Likewise, although projects involved multiple sites at Software, the extent of integration amongst the different subsidiaries was limited by the software development process and federated structure. At Software, although the subsidiaries were not as integrated as those of Aero, major global changes in software development practices were driven by headquarters, which essentially transferred the conceptual aspect of this development paradigm, leaving details of the social and technical implementation up to each subsidiary. This offers further support for the negative relationship between integration and technical adaptation of innovation practices, and further suggests that integration is negatively related to adaptations of the social dimension of the practice:

It could become bottom up, but [an initiative like lean development]

initiative has to come top down. If you want to do it around the world it definitely has to come top down, so that everybody in all the locations would sing from the same sheet.

(Lab Head, Software Co., Canada)

Finally, at Telecom, ideas are shared in a competitive format. Different subsidiaries, which operate with a fair degree of autonomy and have limited shared history and context, propose different ways of doing things and the „best‟ are chosen.

However, as each idea is likely to be interpreted within the context of a particular subsidiary‟s mandate and history, the conceptual dimension is left open for interpretation.

Hence, like the social and technical dimensions, the conceptual dimension of a practice is likely to be more highly adapted when subsidiaries are less integrated within the MNE

network. This latter point is also consistent with the finding that conceptual adaptations are made very early during the transfer process (Yu and Zaheer, 2010).

Proposition 8. Integration between innovation practice providers and recipients result in lower levels of adaptation of the technical, social and conceptual dimension of transferred practices.

Although highly integrated, the subsidiaries at Aero are also somewhat specialized in that each has a particular area in which they focus their capability development. For example, flight controls are a specialty of the Eastern European unit while India is the primary test site outside of the US. However, the degree of specialization is not as high as in the case of the research labs of IT Services Co. which each have their unique “character” defined by the knowledge and venture capital resources in their location.

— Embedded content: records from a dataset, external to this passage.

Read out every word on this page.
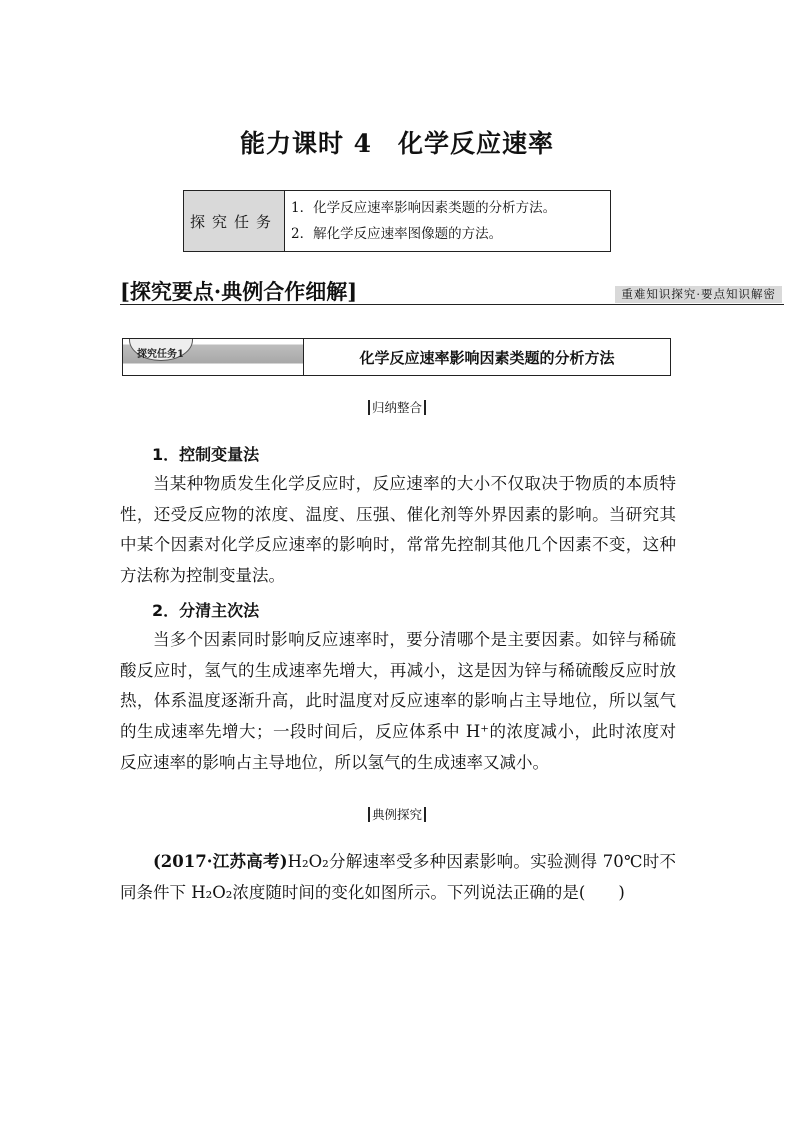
能力课时 4　化学反应速率
探究任务
1．化学反应速率影响因素类题的分析方法。
2．解化学反应速率图像题的方法。
[探究要点·典例合作细解]	重难知识探究·要点知识解密
探究任务1	化学反应速率影响因素类题的分析方法
归纳整合
1．控制变量法

当某种物质发生化学反应时，反应速率的大小不仅取决于物质的本质特性，还受反应物的浓度、温度、压强、催化剂等外界因素的影响。当研究其中某个因素对化学反应速率的影响时，常常先控制其他几个因素不变，这种方法称为控制变量法。

2．分清主次法

当多个因素同时影响反应速率时，要分清哪个是主要因素。如锌与稀硫酸反应时，氢气的生成速率先增大，再减小，这是因为锌与稀硫酸反应时放热，体系温度逐渐升高，此时温度对反应速率的影响占主导地位，所以氢气的生成速率先增大；一段时间后，反应体系中 H⁺的浓度减小，此时浓度对反应速率的影响占主导地位，所以氢气的生成速率又减小。

典例探究

(2017·江苏高考)H₂O₂分解速率受多种因素影响。实验测得 70℃时不同条件下 H₂O₂浓度随时间的变化如图所示。下列说法正确的是(　　)
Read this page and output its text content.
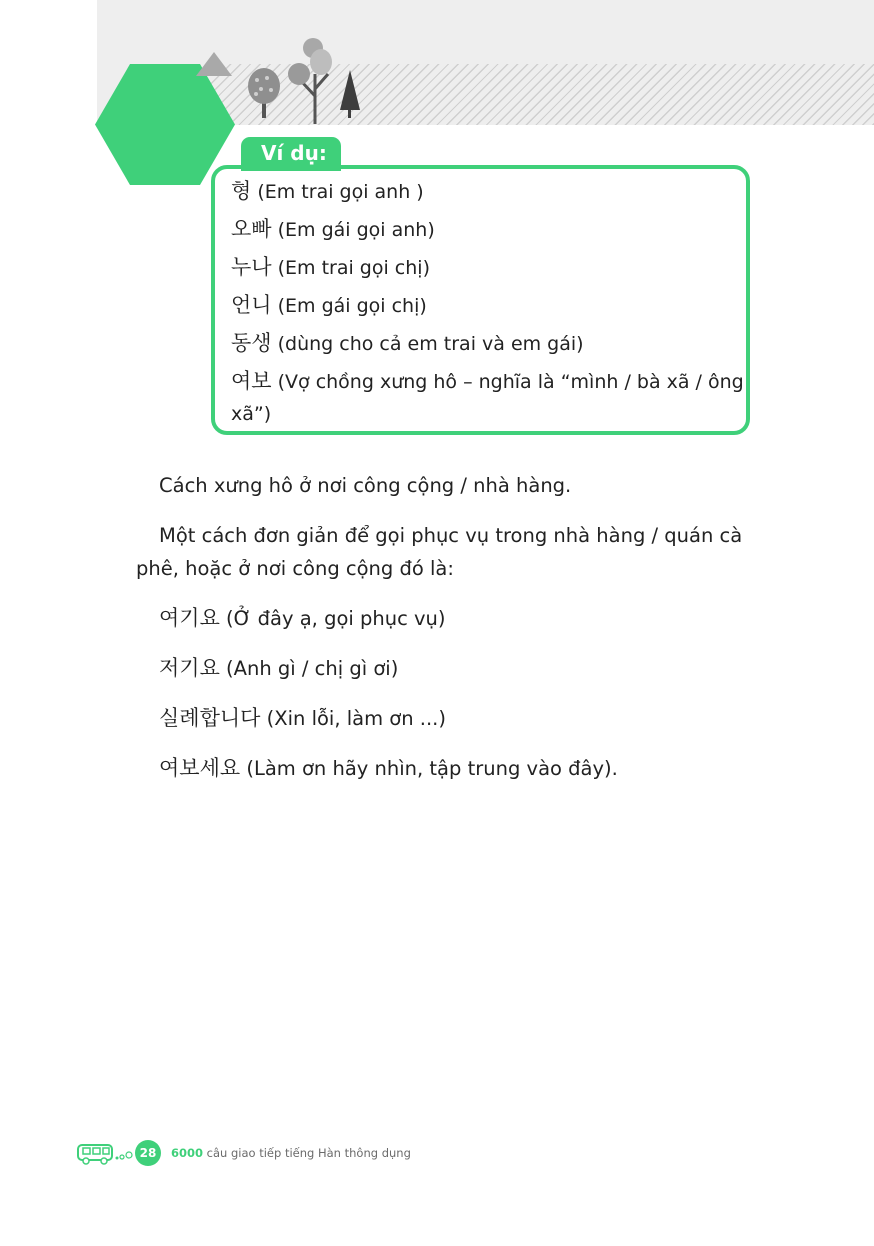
Ví dụ:
형 (Em trai gọi anh )
오빠 (Em gái gọi anh)
누나 (Em trai gọi chị)
언니 (Em gái gọi chị)
동생 (dùng cho cả em trai và em gái)
여보 (Vợ chồng xưng hô – nghĩa là “mình / bà xã / ông xã”)
Cách xưng hô ở nơi công cộng / nhà hàng.
Một cách đơn giản để gọi phục vụ trong nhà hàng / quán cà phê, hoặc ở nơi công cộng đó là:
여기요 (Ở đây ạ, gọi phục vụ)
저기요 (Anh gì / chị gì ơi)
실례합니다 (Xin lỗi, làm ơn ...)
여보세요 (Làm ơn hãy nhìn, tập trung vào đây).
28	6000 câu giao tiếp tiếng Hàn thông dụng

This character is further made unique by the fact that they are often managed by an individual with a unique set of capabilities and expertise.

It appears that higher degrees of specialization limit the extent to which common innovation practices can be implemented across different subsidiaries. At IT services, the practices which are implemented tend to involve the operational and reporting aspects surrounding how a lab is run. These practices are negotiated by the technology board which includes the heads of each lab. Once the practices are transferred to the labs, there are substantial pressures for adaptation along technical and social lines. Hence, adaptations to the conceptual dimension of the practice occur prior to transfer, and due to

high degrees of specialization in the labs, there is substantial adaptations made to the technical and social dimensions.

At Aero, limited specialization amongst different subsidiaries results in limited levels of adaptation to innovation practices. Hence, specialization tends to increase the extent to which the technical and social dimensions of each innovation practice are adapted, but may have no effect on the conceptual dimension. As alluded to earlier, once practice transfer has commenced, it is more likely that the technical and social dimensions will face adaptation pressures than the conceptual dimension. However, if a practice is designed to address a certain aspect of innovation, such as how the capabilities of each lab are assessed, then adaptations to the technical dimension can lead to difficulties in interpretation. Overall, the conceptual dimension of practices does not appear to come under adaptation pressure as a direct result of specialization.

Proposition 9. Specialization between innovation practice providers and recipients result in increases in adaptation to the technical and social dimension of transferred practices.